The VAPT Specialist will perform complex security assessments, across infrastructure, applications, and cloud environments for internal as well as external clients. The ideal candidate will simulate real-world cyber-attacks to identify exploits/vulnerabilities and generate a report with those findings to share with internal team as well as external clients. This role requires deep technical expertise, strong communication skills, and the ability to mentor junior team members.
Responsibilities:
- Shape the organization’s offensive security strategy by identifying high‑impact risks and aligning testing efforts with business priorities and UAE cybersecurity regulations.
- Act as a senior advisor to leadership by translating technical findings into strategic security decisions that strengthen long‑term cyber‑resilience.
- Drive continuous improvement of penetration testing methodologies, tooling, and red‑team capabilities to stay ahead of emerging threats.
- Mentor and elevate the technical maturity of the security team, ensuring consistent adoption of best‑practice offensive security standards.
- Lead and conduct end-to-end penetration tests (Network, Web Application, Mobile, API, and Cloud) using both manual and automated techniques.
- Design and execute red‑team and adversary simulation exercises to evaluate detection and response.
- Translate complex technical findings into actionable executive summaries and detailed technical reports.
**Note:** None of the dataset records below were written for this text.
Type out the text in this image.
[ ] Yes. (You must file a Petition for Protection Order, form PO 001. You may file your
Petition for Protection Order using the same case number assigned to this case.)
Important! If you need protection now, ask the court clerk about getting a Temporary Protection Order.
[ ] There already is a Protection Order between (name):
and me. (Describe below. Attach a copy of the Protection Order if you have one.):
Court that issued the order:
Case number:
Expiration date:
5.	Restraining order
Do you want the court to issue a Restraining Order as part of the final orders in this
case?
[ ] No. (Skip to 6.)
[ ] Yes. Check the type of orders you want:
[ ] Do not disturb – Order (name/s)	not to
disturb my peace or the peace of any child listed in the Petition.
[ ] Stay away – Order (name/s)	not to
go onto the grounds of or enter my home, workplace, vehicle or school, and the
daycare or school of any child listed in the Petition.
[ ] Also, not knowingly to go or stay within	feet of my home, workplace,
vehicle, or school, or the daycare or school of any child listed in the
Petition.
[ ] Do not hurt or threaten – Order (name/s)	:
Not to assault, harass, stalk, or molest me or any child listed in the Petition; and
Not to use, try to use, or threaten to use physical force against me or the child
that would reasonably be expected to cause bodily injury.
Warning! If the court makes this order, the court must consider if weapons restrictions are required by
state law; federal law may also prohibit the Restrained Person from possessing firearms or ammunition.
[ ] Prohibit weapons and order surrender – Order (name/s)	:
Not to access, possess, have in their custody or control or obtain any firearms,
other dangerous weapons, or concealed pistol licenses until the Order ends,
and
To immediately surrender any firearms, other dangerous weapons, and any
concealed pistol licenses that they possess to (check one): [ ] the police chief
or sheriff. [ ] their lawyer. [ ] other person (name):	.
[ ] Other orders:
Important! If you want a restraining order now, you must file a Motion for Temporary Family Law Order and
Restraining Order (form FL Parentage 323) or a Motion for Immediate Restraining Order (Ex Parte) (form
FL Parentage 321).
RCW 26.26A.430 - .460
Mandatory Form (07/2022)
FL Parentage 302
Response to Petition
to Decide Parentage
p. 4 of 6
Work closely with DevOps and IT teams to oversee remediation efforts.
- Ensure all testing methodologies and outcomes support compliance with UAE-specific regulations such as the Information Security Regulation (ISR) and NESA IAS.
- Conduct secure code reviews to identify logic flaws, insecure patterns, and vulnerabilities early in the development lifecycle.
- Collaborate with blue teams to test and refine detection and response mechanisms.
- Perform scheduled and on‑demand penetration testing engagements, ensuring timely delivery, proper scoping, and adherence to internal and UAE‑aligned testing standards.
- Maintain, update, and operate offensive security toolsets, including custom scripts, exploit frameworks, and testing environments to support ongoing assessments.
- Track, document, and manage vulnerabilities from discovery through remediation, ensuring accurate logging in ticketing or risk‑management systems.
- Coordinate with cross‑functional teams (IT, DevOps, SOC) during testing windows, retesting cycles, and operational security activities to minimize business disruption.
Qualification and Job specific skills:
- Bachelor’s degree in computer science, Cybersecurity, Information Security, or a related field.
- Should have 6 to 8 years of hands on penetration testing experience in enterprise environments.
- Proficiency with industry-standard tools like Burp Suite Professional, Metasploit, Cobalt Strike, Nmap, Kali Linux and Nessus/Qualys
- Deep understanding of Active Directory security, Kerberos attacks, and Cloud Security (Azure/AWS/GCP).
- Preferred technical certifications - OffSec - OSEP (Experienced Penetration tester) / OffSec - OSWE (Web Expert) / OffSec - OSCP (Offensive Security Certified Professional) / CREST- CCT INF (Infrastructure) / CREST- CCT APP (Applications) / CEH (Practical) – Certified Ethical Hacker EC-Council - LPT (Master) / EC-Council - ECSA (Certified Security Analyst).